Гроза сорвалась с цепи, сопровождаемая несколькими крупными драже града, в тот самый миг, когда их такси остановилось перед рестораном «Tour d’Argent» [11] . Они лишь пересекли тротуар, но этого хватило, чтобы вымокнуть до костей и почувствовать тот внезапный и восхитительный холод ненасытного летнего ливня, что заставил их дрожать, пока они забирались на вершину башни. Там они устроились за столом, который Вероника осознанно выбрала именно потому, что для интимности он был чуть великоват, но, с другой стороны, размещался прямо напротив дровяного очага, который спешно растопили в тот миг, когда раздались первые хлопки грома. В начале ужина они говорили мало, как новый помощник и его капитан, делящие первую трапезу вечером, когда корабль поднял якорь перед долгим рейсом. Бетка и Вероника молча высматривали в глубине глаз друг друга тающий след смешливой пены иллюзии, коя, хоть и пробыли они вместе недолго, уже закипела за рулем, обросшим черноватыми ракушками и темными водорослями.
Бетке, все еще не осмыслившей факт их отбытия в совместный вояж, эта встреча казалась миражом мгновенья, и она жила каждую секунду как чудо и в каждом взгляде отдавала всё: чувство, удовольствие и даже раскаяние.

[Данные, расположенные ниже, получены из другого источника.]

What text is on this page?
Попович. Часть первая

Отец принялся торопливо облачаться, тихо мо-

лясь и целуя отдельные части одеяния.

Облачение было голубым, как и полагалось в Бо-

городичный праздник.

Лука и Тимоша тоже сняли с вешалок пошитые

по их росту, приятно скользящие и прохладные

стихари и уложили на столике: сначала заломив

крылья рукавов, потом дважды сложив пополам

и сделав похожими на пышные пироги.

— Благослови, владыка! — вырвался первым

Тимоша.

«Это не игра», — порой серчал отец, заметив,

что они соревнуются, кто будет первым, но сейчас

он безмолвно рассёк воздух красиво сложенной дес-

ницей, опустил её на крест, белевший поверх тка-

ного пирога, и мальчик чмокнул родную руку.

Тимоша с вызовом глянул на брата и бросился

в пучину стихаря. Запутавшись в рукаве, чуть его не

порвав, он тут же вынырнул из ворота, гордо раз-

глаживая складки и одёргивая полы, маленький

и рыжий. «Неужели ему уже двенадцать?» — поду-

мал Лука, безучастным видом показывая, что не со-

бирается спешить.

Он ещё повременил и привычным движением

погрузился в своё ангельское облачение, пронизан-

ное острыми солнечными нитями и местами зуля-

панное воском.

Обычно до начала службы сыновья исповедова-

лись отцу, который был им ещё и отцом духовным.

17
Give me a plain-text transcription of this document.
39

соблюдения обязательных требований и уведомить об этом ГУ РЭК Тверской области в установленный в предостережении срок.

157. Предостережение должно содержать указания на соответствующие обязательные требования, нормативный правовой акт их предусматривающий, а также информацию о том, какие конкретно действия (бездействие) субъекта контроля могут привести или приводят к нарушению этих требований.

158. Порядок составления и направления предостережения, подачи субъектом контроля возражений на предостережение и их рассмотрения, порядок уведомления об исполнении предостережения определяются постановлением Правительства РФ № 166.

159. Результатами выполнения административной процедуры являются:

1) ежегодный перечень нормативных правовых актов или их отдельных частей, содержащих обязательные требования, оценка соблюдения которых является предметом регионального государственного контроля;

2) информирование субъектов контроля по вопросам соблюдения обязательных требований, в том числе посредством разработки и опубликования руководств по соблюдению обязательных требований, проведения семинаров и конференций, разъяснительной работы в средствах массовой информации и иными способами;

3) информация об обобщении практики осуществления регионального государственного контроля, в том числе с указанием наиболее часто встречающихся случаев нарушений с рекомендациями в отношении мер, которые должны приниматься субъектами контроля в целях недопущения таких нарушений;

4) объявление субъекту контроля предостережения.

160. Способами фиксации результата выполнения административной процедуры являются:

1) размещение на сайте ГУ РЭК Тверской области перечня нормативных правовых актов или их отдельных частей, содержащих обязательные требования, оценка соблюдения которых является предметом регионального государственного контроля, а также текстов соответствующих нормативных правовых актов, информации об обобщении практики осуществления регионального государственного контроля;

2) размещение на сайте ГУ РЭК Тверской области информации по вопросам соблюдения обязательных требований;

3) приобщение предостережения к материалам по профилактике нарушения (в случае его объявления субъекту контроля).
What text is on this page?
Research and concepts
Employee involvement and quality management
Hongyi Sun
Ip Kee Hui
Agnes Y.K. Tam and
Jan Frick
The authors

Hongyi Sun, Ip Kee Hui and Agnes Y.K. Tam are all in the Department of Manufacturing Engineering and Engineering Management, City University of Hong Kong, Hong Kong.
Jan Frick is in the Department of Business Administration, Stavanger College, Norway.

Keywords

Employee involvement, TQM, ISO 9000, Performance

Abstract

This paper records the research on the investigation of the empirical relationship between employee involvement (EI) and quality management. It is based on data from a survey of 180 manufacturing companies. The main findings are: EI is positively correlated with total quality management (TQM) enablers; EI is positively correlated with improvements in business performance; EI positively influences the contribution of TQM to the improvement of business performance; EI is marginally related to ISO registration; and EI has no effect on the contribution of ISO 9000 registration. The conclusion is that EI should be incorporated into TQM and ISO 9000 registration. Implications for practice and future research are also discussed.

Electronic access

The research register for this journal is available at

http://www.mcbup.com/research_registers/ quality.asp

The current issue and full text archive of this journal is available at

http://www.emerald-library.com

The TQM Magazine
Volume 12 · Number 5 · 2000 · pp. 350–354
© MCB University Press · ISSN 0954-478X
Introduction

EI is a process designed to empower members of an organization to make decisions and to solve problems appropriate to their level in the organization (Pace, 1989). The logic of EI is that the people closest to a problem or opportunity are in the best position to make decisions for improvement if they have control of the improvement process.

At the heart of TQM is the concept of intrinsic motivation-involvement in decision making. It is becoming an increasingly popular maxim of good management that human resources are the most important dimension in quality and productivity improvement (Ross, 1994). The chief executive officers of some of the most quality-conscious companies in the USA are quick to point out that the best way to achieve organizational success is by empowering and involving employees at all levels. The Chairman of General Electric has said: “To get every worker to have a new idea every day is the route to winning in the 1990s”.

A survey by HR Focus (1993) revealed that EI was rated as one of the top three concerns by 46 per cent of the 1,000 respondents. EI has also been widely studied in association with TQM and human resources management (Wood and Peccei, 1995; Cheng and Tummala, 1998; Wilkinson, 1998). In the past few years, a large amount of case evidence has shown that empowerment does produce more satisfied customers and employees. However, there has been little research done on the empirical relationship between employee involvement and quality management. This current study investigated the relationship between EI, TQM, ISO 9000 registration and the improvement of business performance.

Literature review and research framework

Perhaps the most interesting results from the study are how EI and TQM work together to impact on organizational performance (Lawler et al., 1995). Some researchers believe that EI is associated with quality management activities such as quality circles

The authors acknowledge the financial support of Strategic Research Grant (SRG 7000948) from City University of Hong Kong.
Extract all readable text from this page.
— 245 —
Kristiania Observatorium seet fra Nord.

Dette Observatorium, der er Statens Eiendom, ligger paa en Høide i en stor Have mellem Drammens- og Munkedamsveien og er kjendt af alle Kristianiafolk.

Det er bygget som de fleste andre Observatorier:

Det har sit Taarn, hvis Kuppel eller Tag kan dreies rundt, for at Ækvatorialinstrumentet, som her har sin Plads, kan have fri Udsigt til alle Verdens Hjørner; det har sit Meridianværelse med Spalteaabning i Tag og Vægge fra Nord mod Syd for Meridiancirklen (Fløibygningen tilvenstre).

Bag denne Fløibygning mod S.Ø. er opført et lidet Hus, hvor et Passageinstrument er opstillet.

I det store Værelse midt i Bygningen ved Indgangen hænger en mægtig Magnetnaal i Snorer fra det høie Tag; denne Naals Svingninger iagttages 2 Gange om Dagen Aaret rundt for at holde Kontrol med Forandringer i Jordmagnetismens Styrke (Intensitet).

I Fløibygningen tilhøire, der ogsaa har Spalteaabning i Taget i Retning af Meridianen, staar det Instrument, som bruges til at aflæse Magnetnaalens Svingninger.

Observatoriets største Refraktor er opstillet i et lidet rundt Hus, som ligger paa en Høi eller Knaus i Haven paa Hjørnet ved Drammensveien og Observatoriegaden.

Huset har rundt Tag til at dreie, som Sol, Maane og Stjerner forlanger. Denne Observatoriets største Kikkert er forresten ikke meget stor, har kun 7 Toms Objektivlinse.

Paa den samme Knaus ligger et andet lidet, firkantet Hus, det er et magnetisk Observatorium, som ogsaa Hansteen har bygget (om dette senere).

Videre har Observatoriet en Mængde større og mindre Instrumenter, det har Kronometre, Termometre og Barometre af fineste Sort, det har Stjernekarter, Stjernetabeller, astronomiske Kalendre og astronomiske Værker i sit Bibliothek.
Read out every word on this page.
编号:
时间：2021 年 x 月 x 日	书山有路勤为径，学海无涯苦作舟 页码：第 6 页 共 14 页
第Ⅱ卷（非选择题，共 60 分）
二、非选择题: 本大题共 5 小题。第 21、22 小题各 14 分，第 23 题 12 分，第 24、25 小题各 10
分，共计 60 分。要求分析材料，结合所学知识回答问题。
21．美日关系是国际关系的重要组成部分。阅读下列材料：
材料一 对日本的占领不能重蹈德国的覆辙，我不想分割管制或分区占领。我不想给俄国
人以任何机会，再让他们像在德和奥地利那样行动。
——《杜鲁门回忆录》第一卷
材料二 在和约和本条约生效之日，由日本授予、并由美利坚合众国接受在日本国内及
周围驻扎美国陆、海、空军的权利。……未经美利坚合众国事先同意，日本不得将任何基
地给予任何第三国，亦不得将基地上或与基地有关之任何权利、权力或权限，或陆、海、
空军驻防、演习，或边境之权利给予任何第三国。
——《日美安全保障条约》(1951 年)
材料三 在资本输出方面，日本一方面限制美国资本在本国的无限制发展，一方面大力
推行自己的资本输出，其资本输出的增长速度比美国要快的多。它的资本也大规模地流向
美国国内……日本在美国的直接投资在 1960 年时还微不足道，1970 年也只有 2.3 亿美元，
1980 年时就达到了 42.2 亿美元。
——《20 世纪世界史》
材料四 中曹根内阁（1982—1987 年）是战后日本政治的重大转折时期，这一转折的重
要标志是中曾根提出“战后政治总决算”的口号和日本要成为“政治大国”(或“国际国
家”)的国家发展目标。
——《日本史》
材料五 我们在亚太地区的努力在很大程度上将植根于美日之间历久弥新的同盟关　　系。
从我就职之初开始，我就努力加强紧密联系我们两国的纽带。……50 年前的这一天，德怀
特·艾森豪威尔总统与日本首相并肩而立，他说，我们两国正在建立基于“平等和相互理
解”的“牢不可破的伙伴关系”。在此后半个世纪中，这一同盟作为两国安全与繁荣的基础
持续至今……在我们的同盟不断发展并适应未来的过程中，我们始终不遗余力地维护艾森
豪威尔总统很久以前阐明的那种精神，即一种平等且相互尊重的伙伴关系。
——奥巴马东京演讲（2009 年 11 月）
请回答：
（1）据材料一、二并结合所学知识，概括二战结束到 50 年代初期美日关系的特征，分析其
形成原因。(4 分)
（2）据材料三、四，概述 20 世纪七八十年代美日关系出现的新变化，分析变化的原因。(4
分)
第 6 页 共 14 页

Вероника, напротив, «тихая и сосредоточенная, как слепая статуя» [12] , хранила сдержанность кажущегося ледяного безразличия – далекая от скупости или сухости сердца, она была лишь необходимостью деления последнего на маленькие равные дольки, соответствовавшие каждой секунде, которые будет длиться постоянная и непрерывная страсть всей ее жизни. Она никогда не будет любить сильнее, чем в этот миг, а просто проживет весь долгий цикл. Бетка же, с другой стороны… бедный мотылек! Каждый стальной взгляд Вероники она встречала смехом, а ее чистые зубы свирепо вгрызались в стебли сельдерея, крошившегося у нее во рту весенними сосульками.
– Мне нравится ваш большой рот, – сказала Вероника, тем приостанавливая Беткино детское, почти безумное обжорство.
– Слишком большой! – взмолилась Бетка.
– Да, чуточку слишком, – продолжила Вероника сдержанно, наблюдая за результатом своего согласия.
– Я знаю. Ужас! – воскликнула Бетка, обескураженно вздыхая, чуть не плача.
– Мой ангел! – подбодрила ее Вероника. – Разве вы не знаете, как божественно красивы?
– Да, думаю, да! – ответила Бетка с легким оттенком сожаления. – Уродиной я себя не считаю, и мне, вероятно, даже понравилось бы смотреть на кого-нибудь вроде меня… Мне не нравится мой рот, и я терпеть не могу цвет своих волос… А остальное мне нравится – особенно мое тело. Но я бы предпочла быть как вы.
– У меня все наоборот, – отозвалась Вероника, и взгляд ее вдруг стал отсутствующим. – Я себе не нравлюсь, но хотела бы найти кого-то в точности как я, чтобы его обожать.
Бетка позволила себе опьяниться тем, что источала личность Вероники, нежели пытаться понять и выяснить странное и в некотором смысле судьбоносное значение Вероникиного строгого тона. Казалось, Бетка слушает губами, приоткрытыми в полуэкстазе девственной невинности, чем она выдавала, очевидно, физическое свойство всех своих чувств. Это выражение лица, столь для нее привычное и почти постоянное, становилось под влиянием малейшей эмоции гримасой, и тогда уж трудно было различить, от удовольствия оно или от боли, столь постоянно и взаимопроникновенно было существование этих двух тиранов ее души во плоти одного человеческого тела. Тем не менее сильное удовольствие, проявленное в ней в виде более ожесточенного сокращения лицевых мышц, в порывах смеха распахивало ей рот до предела, обнажая щедрый и яркий блеск зубов. Отчаянные усилия держать рот закрытым придавали довольному выражению лица Бетки соблазнительное безумие и бесконечную трогательность.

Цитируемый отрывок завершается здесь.